Daily Archive for February 15th, 2008

Testing promotes retention

Many of us who advocate effective instructional practices include frequent assessment of student learning as a critical component of teaching. Witness, for example the emphasis on progress monitoring in most special education practices and its inclusion in sensible response-to-instruction or -intervention models. Indeed, consider the now-somewhat-dated-but-still-unrefuted finding by L. and D. Fuchs (1986) that teachers who use formative assessment have students who score nearly 3/4ths of a standard deviation above the students of teachers who do not use formative assessment.

Yesterday I learned that a study about to be published in Science strengthens my support for assessment. In “The Critical Importance of Retrieval for Learning,” Professors Jeffrey Karpicke and Henry Roediger and Jeffrey Karpicke reported that students’ learning of vocabulary improves when they are tested rather than simply required to study.

Learning is often considered complete when a student can produce the correct answer to a question. In our research, students in one condition learned foreign language vocabulary words in the standard paradigm of repeated study-test trials. In three other conditions, once a student had correctly produced the vocabulary item, it was repeatedly studied but dropped from further testing, repeatedly tested but dropped from further study, or dropped from both study and test. Repeated studying after learning had no effect on delayed recall, but repeated testing produced a large positive effect. In addition, students’ predictions of their performance were uncorrelated with actual performance.
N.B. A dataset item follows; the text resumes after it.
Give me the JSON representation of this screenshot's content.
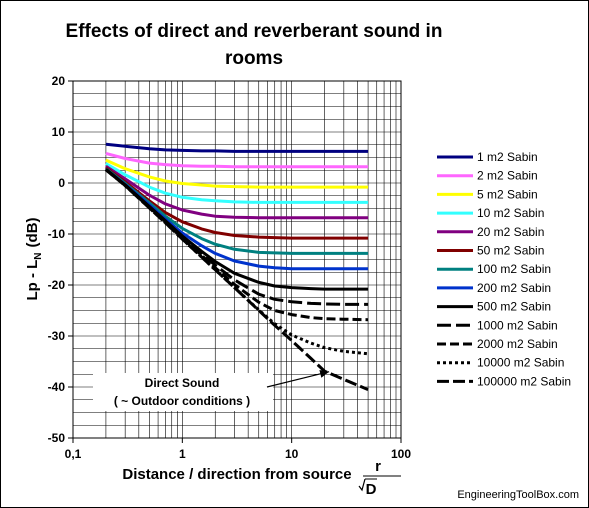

The results demonstrate the critical role of retrieval practice in consolidating learning and show that even university students seem unaware of this fact.

Previously, Professors Roediger and Karpicke showed that taking a test, not just studying for it, improved students’ outcomes. They allowed students to study a passage from the Test of English as a Foreign Language (ToEFL) and then assessed their performance. Some students were tested for retention of the ideas (study-test; ST), but others were given a second study session (study-study; SS). They then tested students in both groups 5 min, 2 days, or 1 week later. Initially, the study-study (SS) group performed better, but on the later tests the study-test (ST) group had higher scores. In another experiment the extended their findings, showing that students in a study-study-study-study condition initially had slightly higher scores, but that those in study-study-study-test and study-test-test-test conditions out-performed them dramatically on retention assessments. So, reading the content more frequently did not help as much as taking tests repeatedly.

The beneficial effects of brief tests such as these probably are largely irrelevant to the debate about high-stakes tests. In my view, these results show, however, that an alternative approach to assessing performance—smaller, more frequent, incrementally more difficult—assessments might have value as a means of monitoring whether students are making andmight actually help students to make that progress.

  • Link to a press release about one of the studies: “Repeated test-taking better for retention than repeated studying, research shows,” by Gerry Everding.
  • Link to the public materials from Science about the more recent study.

Fuchs, L. A., & Fuchs, D. (1986). Effects of systematic formative evaluation: A meta-analysis. Exceptional Children, 53, 199-208.

Karpicke, J. D., & Roediger, H. L. (2008). The critical importance of retrieval for learning. Science, 319, 966-968.

Roediger, H. L., & Karpicke, J. D. (2006). Test-enhanced learning: Taking memory tests improves long-term retention. Psychological Science, 17, 249-255.